En 2002 Jonathan était mobilisé contre Le Pen. En 2017, il n’ira pas voter
En 2002 Jonathan était mobilisé contre Le Pen. En 2017, il n’ira pas voter
Manifestant contre la présence de Jean-Marie Le Pen au second tour, Jonathan, 38 ans, ne vote plus. Il témoigne de l’évolution de ses convictions politiques.
En 2002, la qualification surprise de Jean-Marie Le Pen lors du second tour de l’élection présidentielle avait fait descendre nombre de jeunes dans la rue. Parmi eux, Jonathan, un musicien de 38 ans, qui vit à Avignon (Vaucluse). Il témoigne de l’évolution de ses convictions politiques, quinze ans après.
« Le 21 avril 2002, à 20 heures, j’étais chez moi devant la télé. Je suis tombé des nues, choqué… Je vivais juste à côté de la place de la Bastille, à Paris, et avec quelques amis on était sur la place dès 20 h 30, avec les premiers manifestants.
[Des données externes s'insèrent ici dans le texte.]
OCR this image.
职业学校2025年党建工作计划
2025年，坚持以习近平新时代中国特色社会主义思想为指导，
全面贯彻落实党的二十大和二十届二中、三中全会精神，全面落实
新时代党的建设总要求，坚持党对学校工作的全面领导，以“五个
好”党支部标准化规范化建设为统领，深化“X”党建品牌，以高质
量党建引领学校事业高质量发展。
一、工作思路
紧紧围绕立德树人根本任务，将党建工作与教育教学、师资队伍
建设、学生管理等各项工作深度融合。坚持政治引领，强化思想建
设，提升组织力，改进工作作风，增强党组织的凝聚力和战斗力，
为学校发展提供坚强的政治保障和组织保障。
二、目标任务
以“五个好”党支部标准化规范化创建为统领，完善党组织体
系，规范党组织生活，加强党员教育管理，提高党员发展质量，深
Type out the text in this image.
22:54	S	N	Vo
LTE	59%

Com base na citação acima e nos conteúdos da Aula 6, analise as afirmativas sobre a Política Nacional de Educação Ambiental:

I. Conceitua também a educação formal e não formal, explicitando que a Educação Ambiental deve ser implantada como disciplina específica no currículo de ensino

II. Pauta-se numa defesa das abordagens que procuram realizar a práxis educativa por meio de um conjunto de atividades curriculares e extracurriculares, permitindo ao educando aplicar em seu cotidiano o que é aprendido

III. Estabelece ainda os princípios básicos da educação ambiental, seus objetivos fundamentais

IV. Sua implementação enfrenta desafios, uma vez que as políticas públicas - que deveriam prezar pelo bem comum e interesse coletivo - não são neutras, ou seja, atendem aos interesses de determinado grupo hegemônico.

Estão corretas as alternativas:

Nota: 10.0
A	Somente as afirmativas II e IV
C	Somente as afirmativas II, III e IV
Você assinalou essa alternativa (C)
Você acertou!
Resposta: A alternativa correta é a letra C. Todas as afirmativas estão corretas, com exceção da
La manif a duré très tard, peut-être jusqu’à 3 heures ou 4 heures du matin, on a marché jusqu’à la Concorde !
C’était une manif très belle, très spontanée, il n’y avait ni parti politique ni syndicat ni drapeau, on était dans un effroi terrible et on avait besoin de se retrouver avec les gens… C’était vraiment très beau. On est restés mobilisés pendant deux semaines, j’ai marché quasiment tous les jours, mais déjà quelque chose s’était délité, tout le monde s’est mis à défiler derrière son drapeau.
Je me souviens, j’avais collé la “une” de Libération avec écrit en gros “NON” à ma fenêtre. J’étais dans une sorte de cliché, mais que je revendique totalement. Le discours ambiant était alors de culpabiliser ceux qui avaient refusé de voter PS, nous dire que c’était de notre faute si [Lionel] Jospin n’était pas au second tour. Moi j’avais voté [Noël] Mamère (Les Verts). Je crois que ça marque pour moi le tout début d’une prise de conscience de la mascarade du “vote utile”. Le FN et la social-démocratie sont en vérité les deux faces d’une même pièce : la fonction du Front national est de faire élire les deux autres partis (PS, LR). Je ne marche plus à l’épouvantail.
Des pansements à la social-démocratie
Penser en termes de “moins pire” n’est plus audible pour moi, comme aujourd’hui aller voter [Emmanuel] Macron pour “faire rempart”. Ce n’est pas possible quand on a une conception du monde de l’ordre de l’humanisme. Je préférerais [Jean-Luc] Mélenchon, mais je n’irai pas non plus lui donner ma voix. Il se positionne lui aussi comme un guide qui pense à la place du peuple. Tout ça, ce ne sont que des pansements à la social-démocratie. Or le capitalisme ne marche plus pour les ouvriers.
Non, voilà quelques années que je ne vote plus. La politique, je la fais autrement – en lisant, en me renseignant, en m’investissant dans mon travail artistique. En proposant aux jeunes avec qui je travaille l’art et la beauté, plutôt que le commerce et la consommation. J’étais très enthousiaste au début de Nuit Debout de voir les gens reprendre le contrôle de leur vie mais j’ai été vite déçu en voyant notamment l’utilisation à outrance des réseaux sociaux. On ne se défait pas d’une aliénation par des moyens aliénés.
Je ne crois pas en la victoire de Marine Le Pen. Ce serait pire que tout, mais ça ne me fait pas peur, on vit déjà dans le totalitarisme, 1984 [livre de George Orwell], on est déjà dedans. Je ne suis pas un illuminé radical, mais quand les fondations d’une maison sont pourries, on peut faire tout le bricolage qu’on veut, à un moment, il faut la détruire.